According to the plea agreement, White admitted that from 1993 to 2004, he and his co-conspirators—using the names Advanta Strategies, World Contractual Services, Rockwell Services, CornerStone West, Ventures Limited, and Whiven Financial—marketed and sold a fraudulent trust scheme to over 300 clients through seminars, promotional materials, and opinion letters. White and his co-conspirators falsely represented to clients that by placing their businesses and assets into the names of trusts, the clients could lawfully eliminate or substantially reduce their income tax liabilities.

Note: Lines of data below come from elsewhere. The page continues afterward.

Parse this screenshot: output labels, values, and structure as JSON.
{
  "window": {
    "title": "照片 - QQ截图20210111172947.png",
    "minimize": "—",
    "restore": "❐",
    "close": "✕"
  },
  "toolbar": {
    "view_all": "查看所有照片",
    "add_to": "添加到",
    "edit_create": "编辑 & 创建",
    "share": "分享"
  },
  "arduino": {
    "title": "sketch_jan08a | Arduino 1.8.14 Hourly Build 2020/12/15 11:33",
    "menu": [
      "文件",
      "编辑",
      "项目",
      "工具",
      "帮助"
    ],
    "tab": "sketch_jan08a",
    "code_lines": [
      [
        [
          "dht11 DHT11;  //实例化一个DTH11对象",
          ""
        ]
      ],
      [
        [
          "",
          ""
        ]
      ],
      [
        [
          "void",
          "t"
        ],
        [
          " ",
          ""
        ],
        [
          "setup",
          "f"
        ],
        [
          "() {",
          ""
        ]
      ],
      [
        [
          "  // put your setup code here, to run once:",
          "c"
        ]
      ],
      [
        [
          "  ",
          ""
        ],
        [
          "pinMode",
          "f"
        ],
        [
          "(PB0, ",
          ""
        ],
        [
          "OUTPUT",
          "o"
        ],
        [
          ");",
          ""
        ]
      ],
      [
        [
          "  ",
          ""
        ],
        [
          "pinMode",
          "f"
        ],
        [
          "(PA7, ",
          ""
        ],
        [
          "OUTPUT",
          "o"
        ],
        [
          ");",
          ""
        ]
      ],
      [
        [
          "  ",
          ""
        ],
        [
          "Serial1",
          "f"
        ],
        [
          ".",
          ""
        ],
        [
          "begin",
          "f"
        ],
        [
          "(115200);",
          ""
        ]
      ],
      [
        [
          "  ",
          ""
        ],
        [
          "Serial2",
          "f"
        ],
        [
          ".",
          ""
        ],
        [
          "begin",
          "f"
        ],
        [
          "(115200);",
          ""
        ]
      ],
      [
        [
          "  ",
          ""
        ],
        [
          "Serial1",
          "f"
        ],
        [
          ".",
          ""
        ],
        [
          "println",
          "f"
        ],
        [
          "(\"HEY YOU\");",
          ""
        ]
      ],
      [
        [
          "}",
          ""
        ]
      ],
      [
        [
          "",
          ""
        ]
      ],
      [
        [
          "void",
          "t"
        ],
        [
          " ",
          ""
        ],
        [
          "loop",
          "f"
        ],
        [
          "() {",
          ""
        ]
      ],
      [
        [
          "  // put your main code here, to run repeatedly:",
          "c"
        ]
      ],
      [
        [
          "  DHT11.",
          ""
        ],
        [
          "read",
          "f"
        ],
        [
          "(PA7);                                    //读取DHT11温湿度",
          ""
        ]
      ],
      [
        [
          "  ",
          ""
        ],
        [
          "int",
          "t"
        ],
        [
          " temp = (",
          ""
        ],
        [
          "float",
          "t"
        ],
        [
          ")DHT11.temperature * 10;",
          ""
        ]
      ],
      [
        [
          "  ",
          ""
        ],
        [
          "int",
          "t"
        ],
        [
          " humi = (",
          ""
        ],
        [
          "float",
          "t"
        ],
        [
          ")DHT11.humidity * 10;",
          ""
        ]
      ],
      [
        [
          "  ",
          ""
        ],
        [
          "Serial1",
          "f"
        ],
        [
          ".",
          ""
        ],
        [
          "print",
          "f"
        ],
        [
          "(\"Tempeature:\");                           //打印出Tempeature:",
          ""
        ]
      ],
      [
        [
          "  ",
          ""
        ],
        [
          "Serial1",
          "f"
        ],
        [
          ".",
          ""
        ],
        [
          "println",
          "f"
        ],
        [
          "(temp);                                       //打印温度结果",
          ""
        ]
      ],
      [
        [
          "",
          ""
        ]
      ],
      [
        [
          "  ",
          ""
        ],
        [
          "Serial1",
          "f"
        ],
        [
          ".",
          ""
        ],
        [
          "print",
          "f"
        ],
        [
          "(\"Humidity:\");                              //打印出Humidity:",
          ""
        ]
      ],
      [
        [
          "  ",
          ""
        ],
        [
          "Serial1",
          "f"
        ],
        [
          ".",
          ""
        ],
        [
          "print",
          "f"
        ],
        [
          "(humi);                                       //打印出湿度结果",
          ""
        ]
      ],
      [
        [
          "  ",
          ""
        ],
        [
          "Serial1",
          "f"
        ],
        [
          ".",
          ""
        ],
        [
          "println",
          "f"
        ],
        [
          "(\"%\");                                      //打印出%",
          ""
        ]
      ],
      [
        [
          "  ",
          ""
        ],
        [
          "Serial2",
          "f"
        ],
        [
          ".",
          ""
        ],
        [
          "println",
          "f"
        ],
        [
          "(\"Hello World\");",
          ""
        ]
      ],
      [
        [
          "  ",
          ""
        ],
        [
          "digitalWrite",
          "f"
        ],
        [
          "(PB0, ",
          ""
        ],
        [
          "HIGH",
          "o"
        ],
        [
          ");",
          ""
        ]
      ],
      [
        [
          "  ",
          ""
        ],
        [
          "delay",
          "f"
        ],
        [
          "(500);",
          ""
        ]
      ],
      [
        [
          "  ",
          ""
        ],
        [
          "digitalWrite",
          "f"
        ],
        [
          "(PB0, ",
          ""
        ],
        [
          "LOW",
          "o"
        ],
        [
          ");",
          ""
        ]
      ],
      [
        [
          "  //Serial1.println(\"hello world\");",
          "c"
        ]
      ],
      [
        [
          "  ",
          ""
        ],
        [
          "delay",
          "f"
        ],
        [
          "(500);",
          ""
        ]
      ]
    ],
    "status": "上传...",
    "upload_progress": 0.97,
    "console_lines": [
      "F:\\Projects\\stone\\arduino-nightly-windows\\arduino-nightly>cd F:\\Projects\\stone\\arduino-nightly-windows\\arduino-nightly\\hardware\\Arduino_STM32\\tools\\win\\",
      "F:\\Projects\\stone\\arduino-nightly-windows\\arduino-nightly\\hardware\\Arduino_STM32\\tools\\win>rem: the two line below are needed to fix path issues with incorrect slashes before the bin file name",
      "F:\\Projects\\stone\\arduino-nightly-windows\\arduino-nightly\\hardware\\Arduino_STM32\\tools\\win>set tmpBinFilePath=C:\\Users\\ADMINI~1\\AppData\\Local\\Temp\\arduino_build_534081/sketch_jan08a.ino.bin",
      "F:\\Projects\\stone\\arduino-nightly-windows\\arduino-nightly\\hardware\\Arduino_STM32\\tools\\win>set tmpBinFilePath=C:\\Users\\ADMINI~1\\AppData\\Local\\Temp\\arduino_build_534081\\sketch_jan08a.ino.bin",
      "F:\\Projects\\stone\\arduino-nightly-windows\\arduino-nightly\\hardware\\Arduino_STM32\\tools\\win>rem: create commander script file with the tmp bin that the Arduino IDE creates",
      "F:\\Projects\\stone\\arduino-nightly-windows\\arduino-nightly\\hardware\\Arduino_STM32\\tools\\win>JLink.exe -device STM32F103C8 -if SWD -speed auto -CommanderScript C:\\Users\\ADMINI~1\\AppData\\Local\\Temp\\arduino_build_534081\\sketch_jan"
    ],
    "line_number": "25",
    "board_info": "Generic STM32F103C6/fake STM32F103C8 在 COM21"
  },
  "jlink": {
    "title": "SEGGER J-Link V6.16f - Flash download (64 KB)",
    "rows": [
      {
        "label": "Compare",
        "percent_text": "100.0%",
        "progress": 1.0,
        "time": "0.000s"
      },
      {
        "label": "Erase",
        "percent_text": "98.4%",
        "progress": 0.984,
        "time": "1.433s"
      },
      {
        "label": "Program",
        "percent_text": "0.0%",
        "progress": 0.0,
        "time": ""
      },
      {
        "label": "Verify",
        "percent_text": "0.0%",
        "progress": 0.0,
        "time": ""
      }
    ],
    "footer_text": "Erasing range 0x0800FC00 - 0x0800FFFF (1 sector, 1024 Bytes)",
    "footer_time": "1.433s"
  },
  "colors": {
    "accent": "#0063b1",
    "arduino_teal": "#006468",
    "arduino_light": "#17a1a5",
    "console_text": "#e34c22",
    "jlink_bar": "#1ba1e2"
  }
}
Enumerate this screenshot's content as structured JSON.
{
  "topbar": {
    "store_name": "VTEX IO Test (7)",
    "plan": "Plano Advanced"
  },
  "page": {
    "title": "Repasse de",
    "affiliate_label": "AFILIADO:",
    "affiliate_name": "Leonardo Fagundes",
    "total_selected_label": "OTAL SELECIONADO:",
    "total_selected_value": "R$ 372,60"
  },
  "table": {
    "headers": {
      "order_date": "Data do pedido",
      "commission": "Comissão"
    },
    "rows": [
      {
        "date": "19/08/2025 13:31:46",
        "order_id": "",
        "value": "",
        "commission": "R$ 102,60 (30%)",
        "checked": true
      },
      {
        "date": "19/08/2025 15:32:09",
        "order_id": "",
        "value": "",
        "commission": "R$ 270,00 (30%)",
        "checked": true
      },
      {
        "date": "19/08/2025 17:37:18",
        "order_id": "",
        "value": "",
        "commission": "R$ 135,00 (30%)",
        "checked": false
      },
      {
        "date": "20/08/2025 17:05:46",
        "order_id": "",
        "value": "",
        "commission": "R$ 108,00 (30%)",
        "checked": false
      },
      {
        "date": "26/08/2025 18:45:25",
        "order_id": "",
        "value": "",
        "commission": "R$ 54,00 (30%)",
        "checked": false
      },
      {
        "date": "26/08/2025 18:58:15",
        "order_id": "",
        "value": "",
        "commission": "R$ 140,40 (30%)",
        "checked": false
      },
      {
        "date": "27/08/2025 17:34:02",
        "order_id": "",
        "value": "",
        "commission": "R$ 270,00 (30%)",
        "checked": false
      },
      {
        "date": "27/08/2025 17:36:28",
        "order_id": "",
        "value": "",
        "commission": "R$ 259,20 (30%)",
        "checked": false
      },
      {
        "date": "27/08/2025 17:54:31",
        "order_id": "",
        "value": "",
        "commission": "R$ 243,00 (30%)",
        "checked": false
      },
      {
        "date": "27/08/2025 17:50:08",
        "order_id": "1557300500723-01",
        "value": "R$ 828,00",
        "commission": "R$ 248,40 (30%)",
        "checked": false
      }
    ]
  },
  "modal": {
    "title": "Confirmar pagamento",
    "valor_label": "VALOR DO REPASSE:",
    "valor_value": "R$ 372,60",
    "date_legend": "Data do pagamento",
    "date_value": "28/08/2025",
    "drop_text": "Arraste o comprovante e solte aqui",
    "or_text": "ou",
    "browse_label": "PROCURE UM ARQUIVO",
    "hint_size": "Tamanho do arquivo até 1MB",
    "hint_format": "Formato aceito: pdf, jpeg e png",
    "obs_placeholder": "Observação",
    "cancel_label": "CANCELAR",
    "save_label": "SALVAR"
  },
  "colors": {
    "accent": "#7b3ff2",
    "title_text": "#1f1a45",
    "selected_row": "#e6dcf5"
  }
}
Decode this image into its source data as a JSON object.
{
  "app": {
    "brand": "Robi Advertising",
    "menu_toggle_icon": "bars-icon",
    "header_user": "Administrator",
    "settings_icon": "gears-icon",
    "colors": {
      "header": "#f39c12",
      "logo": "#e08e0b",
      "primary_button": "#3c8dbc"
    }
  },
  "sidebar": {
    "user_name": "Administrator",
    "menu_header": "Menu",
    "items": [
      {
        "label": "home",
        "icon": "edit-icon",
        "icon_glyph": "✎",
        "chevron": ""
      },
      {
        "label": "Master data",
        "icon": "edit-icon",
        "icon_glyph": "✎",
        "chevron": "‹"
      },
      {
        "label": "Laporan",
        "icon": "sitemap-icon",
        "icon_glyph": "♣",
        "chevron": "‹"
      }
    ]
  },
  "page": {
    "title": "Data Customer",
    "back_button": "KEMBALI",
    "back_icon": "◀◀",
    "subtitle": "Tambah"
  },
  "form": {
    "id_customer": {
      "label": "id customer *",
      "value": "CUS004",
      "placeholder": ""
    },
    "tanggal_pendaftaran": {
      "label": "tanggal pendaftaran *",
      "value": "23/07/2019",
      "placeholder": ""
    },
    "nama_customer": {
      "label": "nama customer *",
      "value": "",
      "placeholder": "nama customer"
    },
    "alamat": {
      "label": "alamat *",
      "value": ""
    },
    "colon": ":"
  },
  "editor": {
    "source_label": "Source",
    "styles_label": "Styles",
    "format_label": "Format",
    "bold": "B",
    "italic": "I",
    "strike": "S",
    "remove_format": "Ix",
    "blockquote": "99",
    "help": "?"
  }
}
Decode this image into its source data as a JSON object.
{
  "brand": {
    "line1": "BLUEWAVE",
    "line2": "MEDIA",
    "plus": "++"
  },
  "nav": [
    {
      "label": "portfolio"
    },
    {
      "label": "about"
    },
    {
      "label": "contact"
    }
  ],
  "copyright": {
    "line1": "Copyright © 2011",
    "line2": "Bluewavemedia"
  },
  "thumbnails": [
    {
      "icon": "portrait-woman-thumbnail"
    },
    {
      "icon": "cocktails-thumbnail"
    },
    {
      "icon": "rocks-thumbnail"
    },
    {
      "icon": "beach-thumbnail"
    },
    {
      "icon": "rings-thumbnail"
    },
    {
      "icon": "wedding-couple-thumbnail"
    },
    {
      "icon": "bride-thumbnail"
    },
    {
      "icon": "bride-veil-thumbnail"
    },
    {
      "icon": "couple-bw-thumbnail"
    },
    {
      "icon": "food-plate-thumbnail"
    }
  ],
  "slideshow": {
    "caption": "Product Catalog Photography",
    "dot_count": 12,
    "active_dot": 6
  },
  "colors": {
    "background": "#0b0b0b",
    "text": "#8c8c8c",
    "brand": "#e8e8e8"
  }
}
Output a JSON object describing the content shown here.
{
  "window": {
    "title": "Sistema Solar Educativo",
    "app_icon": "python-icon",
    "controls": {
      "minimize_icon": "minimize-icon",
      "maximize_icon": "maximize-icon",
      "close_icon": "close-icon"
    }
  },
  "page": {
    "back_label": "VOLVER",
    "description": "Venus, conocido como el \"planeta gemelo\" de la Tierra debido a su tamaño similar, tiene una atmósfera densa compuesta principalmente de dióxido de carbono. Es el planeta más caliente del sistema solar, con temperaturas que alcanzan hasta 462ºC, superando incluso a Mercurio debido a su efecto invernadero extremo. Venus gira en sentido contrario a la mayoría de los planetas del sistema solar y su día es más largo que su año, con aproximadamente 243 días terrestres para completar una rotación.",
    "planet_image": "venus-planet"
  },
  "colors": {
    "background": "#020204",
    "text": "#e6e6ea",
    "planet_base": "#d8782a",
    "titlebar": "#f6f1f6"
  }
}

“Those who promote the use of abusive trusts and tax schemes for the purpose of evading taxes harm our system of taxation, harm many of their investors and are engaging in criminal activity,” said Nancy Jardini, IRS Chief, Criminal Investigations. ”We will continue to shut down fraudulent tax schemes and hold the promoters of these schemes accountable for their actions.”

White admitted that, as part of his role in the conspiracy, he falsely claimed to be a licensed CPA and used his brother's CPA license numbers, without his brother's knowledge. White also admitted to preparing opinion letters that falsely assured the legality of the tax benefits of the fraudulent trust scheme and that he promoted the scheme at offshore seminars hosted by the “Institute of Global Prosperity.” Several individuals associated with Global Prosperity have been convicted of felony tax charges in the Western District of Washington. White acknowledged that his actions, which resulted in the filing of more than 2,000 false and fraudulent federal income and trust tax returns, caused a loss of federal tax revenue totaling between $7 million and $10 million.

Additionally, White acknowledged that he and others conspired to use the U.S. mail and interstate wire communications to obtain over $5 million and property from clients through false and fraudulent misrepresentations. White also admitted to placing clients’ assets in unsound “investments” in international financial markets and other offshore “investing opportunities” that he knew would put the clients’ funds at considerable risk and would never, in fact, pay any return.

White faces a potential maximum sentence of five years in prison followed by up to three years of supervised release, a $250,000 fine and liability for the costs of prosecution. U.S. District Judge Ted Stewart scheduled sentencing for February 26, 2007.